Numa medida que promete reacender o debate sobre a privacidade digital versus a segurança infantil, o governo do Reino Unido vai “encorajar” a Apple e a Google a impedir que os telemóveis apresentem imagens de nudez, excepto se os utilizadores comprovarem através de identificação biométrica que são adultos. Segundo uma reportagem do Financial Times, esta iniciativa visa combater a violência contra mulheres e raparigas e proteger menores de conteúdos explícitos.
Embora, para já, a medida não seja apresentada como uma exigência legal, o executivo britânico vê este pedido como um primeiro passo. A estratégia passa por convencer os detentores dos sistemas operativos móveis a incorporar “algoritmos de detecção de nudez” directamente no software dos dispositivos. O objectivo é impedir que os utilizadores tirem fotografias ou partilhem imagens de genitais, a menos que tenham verificado a sua maioridade através de dados biométricos ou documentos de identificação oficiais.
O fim do anonimato no ecrã?
Se a vontade do governo britânico prevalecer, o iOS e o Android passariam a ter um papel activo de censura prévia, bloqueando qualquer nudez no ecrã por defeito. O plano inclui ainda regras mais estritas para condenados por crimes sexuais contra menores, que seriam obrigados a manter estes bloqueios activos permanentemente.

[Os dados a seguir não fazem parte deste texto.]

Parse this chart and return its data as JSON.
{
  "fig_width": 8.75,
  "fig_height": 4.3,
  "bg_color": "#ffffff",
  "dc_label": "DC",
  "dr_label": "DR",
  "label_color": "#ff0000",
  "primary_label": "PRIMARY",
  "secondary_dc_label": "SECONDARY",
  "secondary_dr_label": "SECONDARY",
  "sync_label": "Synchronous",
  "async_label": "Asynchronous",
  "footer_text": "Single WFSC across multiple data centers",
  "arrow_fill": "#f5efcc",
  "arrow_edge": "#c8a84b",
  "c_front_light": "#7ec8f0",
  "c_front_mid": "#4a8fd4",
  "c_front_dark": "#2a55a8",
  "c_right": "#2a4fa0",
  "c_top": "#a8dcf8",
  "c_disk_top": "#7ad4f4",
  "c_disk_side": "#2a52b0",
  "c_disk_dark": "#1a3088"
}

Esta pressão para um bloqueio ao nível do dispositivo surge na sequência da implementação da Online Safety Act no Reino Unido. Embora esta lei já obrigue as plataformas de pornografia e redes sociais a verificar a idade dos utilizadores, as autoridades reconhecem que a medida é falível, uma vez que muitos menores utilizam serviços de VPN para contornar as restrições geográficas e aceder aos sites. Ao transferir a detecção para o próprio telemóvel, o governo espera fechar essa lacuna.
Preocupações com a privacidade e precedentes
A proposta levanta sérias questões sobre direitos dos utilizadores e privacidade. A implementação de varrimentos constantes ao conteúdo do telemóvel recorda a polémica de 2021, quando a Apple anunciou planos para analisar as fotografias nos iPhones em busca de material relacionado com pedofilia (CSAM). A reacção negativa de defensores da privacidade foi tão intensa que a empresa de Cupertino acabou por abandonar o projecto.

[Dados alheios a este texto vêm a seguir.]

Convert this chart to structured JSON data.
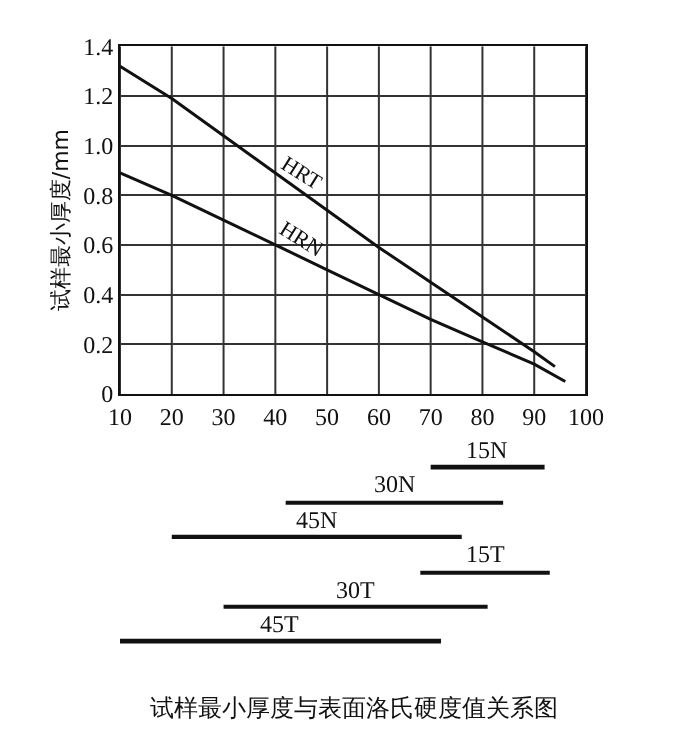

Além disso, a eficácia e a precisão destes algoritmos de detecção automática continuam a gerar discórdia. Tanto a Apple como a Google já oferecem ferramentas de controlo parental opcionais, mas historicamente opõem-se a mandatos que possam comprometer a encriptação ou criar backdoors para vigilância governamental. Com batalhas legais sobre verificação de idade já a decorrer no Texas e na Austrália, este movimento do Reino Unido sugere que a tensão entre regulação estatal e as tecnológicas está longe de terminar.